The most important Dota 2 and League of Legends tournaments outstrip sports events in every way, with tens of millions watching the games live. Not only professional videogame competitions enjoy this much attention, but even the practice games draw huge crowds. Specialized services such as Twitch broadcast these matches in real-time and players can also watch the games recorded at leisure.

The Dota 2 International tournaments set new milestones in 2015, with a prize pool of more than $80 million and a viewership of more than 8 million people. The decisive NBA, NHL and MLB games rarely draw such an audience and the trend seems to be irreversible. This is the result of a fan base that keeps growing at an accelerated pace, with millions of players of all skill levels watching professionals.

Guaranteed prize pools increase every year

Every day millions of people watch regular games, practice matches and the highlights of past tournaments. When international competitions start, the numbers surge and the increasingly high guaranteed prize pools act as a catalyst. Prize money increased more than 60 times since year 2000, when the first eSports tournaments took place and in 2015 nearly $40 million were awarded in prizes.

The surging popularity of video games and the corresponding tournaments didn’t go unnoticed and major companies provide multimillion dollar sponsorships. The best players win millions every year and some are paid hundreds of thousands of dollars in the yearly salaries, in addition to what they claim in the tournaments. They enjoy celebrity status and have a steady base of followers that watch their activity every day, even when they engage in practice games.

Athletic scholarships for top gamers

Not so long ago video games were frowned upon and sometimes those who spent a lot of time playing them were tagged as losers and no-lifers. Those harsh words are nothing more than a distant memory, as players gain recognition both from inside and outside the industry. The best are treated like celebrities and even the State Department pays attention to this category of gambling, by granting visas to professionals.

Students have always been big fans of video games, but now they have another reason to take them seriously. Athletic scholarships are frequently offered to gamers in the United States and some universities have developed their own eSports organizations. Major League Gaming tries to attract students and in many cases there are more players participating in college gaming leagues than in their hockey, soccer, basketball and baseball counterparts.
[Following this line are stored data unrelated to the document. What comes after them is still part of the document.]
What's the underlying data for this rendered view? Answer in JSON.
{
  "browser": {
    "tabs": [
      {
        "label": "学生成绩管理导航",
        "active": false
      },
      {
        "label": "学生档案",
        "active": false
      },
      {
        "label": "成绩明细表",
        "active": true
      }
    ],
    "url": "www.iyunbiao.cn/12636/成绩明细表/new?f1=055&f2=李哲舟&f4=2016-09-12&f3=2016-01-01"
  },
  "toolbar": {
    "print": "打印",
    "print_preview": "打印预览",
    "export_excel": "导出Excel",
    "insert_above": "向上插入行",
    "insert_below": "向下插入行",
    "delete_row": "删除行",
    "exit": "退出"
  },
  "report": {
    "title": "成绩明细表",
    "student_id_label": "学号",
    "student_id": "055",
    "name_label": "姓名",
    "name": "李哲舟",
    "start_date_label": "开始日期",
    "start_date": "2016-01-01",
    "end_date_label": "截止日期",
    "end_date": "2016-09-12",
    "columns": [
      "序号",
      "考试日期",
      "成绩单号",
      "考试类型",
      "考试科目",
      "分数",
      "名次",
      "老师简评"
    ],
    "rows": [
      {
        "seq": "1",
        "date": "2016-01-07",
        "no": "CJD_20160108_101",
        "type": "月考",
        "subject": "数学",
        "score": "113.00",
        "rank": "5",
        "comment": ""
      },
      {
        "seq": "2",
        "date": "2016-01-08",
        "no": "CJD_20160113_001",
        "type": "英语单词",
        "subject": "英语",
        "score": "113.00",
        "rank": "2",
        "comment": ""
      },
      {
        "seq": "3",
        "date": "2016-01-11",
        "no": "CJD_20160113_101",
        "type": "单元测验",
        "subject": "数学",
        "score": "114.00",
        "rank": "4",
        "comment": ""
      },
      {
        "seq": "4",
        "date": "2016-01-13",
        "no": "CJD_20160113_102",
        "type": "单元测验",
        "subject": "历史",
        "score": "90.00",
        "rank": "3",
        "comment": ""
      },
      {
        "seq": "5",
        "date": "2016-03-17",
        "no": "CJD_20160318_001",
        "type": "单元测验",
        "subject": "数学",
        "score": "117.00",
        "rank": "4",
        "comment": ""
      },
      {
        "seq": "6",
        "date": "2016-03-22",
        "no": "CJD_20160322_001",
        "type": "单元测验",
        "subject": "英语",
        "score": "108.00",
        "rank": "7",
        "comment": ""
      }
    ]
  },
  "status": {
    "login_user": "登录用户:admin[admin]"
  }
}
The betting industry pays attention to eSports

eSports were already very popular in South Korea when the first bookmakers introduced the possibility of punters betting on Starcraft games. The options were fairly limited and things didn’t change much in the wake of Blizzard developing a sequel. It was the MOBA genre that changed this perception and prompted more bookies to add eSports on the list of gambling options. Today, virtually all serious bookmakers present players with the chance of betting on at least five distinct video games and dozens of tournaments.

Sports outlets now broadcast both traditional games and eSports, with the latter bringing more people in the front of the TV set. League of Legends Championship currently holds the record for the most players watching the games live. ESPN broadcasts hundreds of games on a yearly basis, although the vast majority of those who want to watch matches live go online.
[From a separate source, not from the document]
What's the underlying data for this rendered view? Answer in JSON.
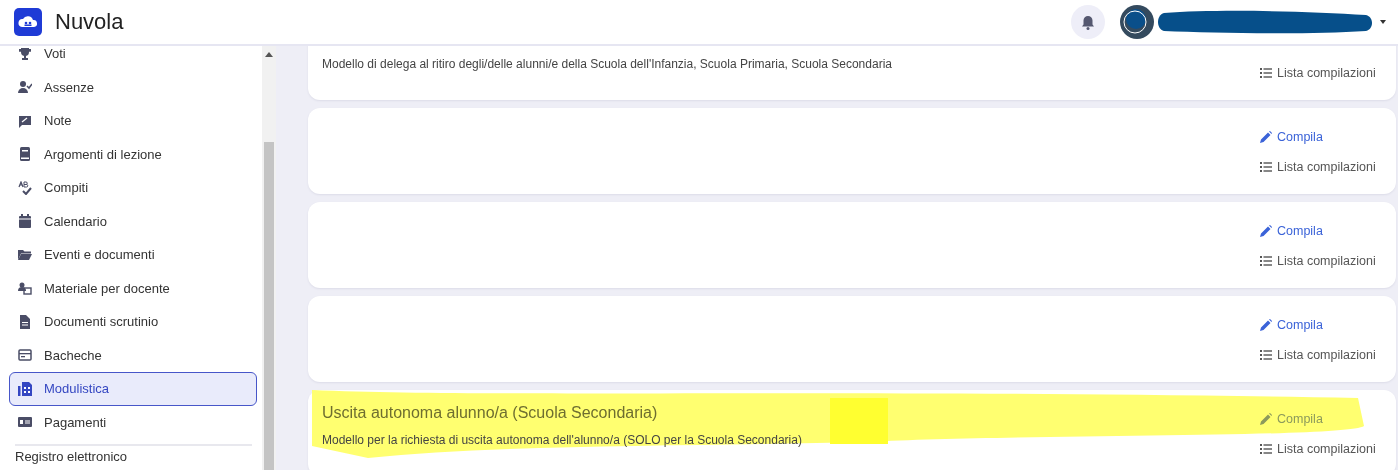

Potential threats to the eSports industry

While the growing popularity of eSports can no longer be ignored, there are potential threats to the industry that need to be addressed. With so much money at stake, match fixing is now a serious problem and there were many instances in which famous teams and professional gamblers threw matches. Given the sensitive nature of these games and the possibility of underdogs prevailing, it is very difficult even for specialists and keen observers to know for sure when someone loses on purpose.

With more tournaments and games being added on the betting offer every week, it is increasingly difficult to monitor all of them effectively. The best thing that bookmakers can do is to freeze the betting markets, whenever they realize that there is a possibility of a game going south on purpose. These are only temporary measures however that address the consequences rather than the causes and that is why a legal framework needs to be established.

Legal issues of the eSports

As eSports start to generate revenue comparable to traditional professional sports, it will be essential to properly regulate the market. Professional players are facing even today plenty of legal issues, in addition to enjoying unique advantages. They can enter the US easier, by using the P-1 athlete visas, but taxation issues and other legal concerns need to be addressed as well. Employment law is still very vague in their case and it is yet to be decided whether professional gamers are independent contractors or employees.

Player rights also need to be properly regulated, to determine the extent of player mobility and the restrictions that can be legally applied. In professional sports, the bargaining power of players influences the manner in which they are paid, the salaries and so on. In eSports, it is yet too early to determine whether players are properly compensated for their contribution to the game or if there is a better way of sharing the money generated by the flagship tournaments.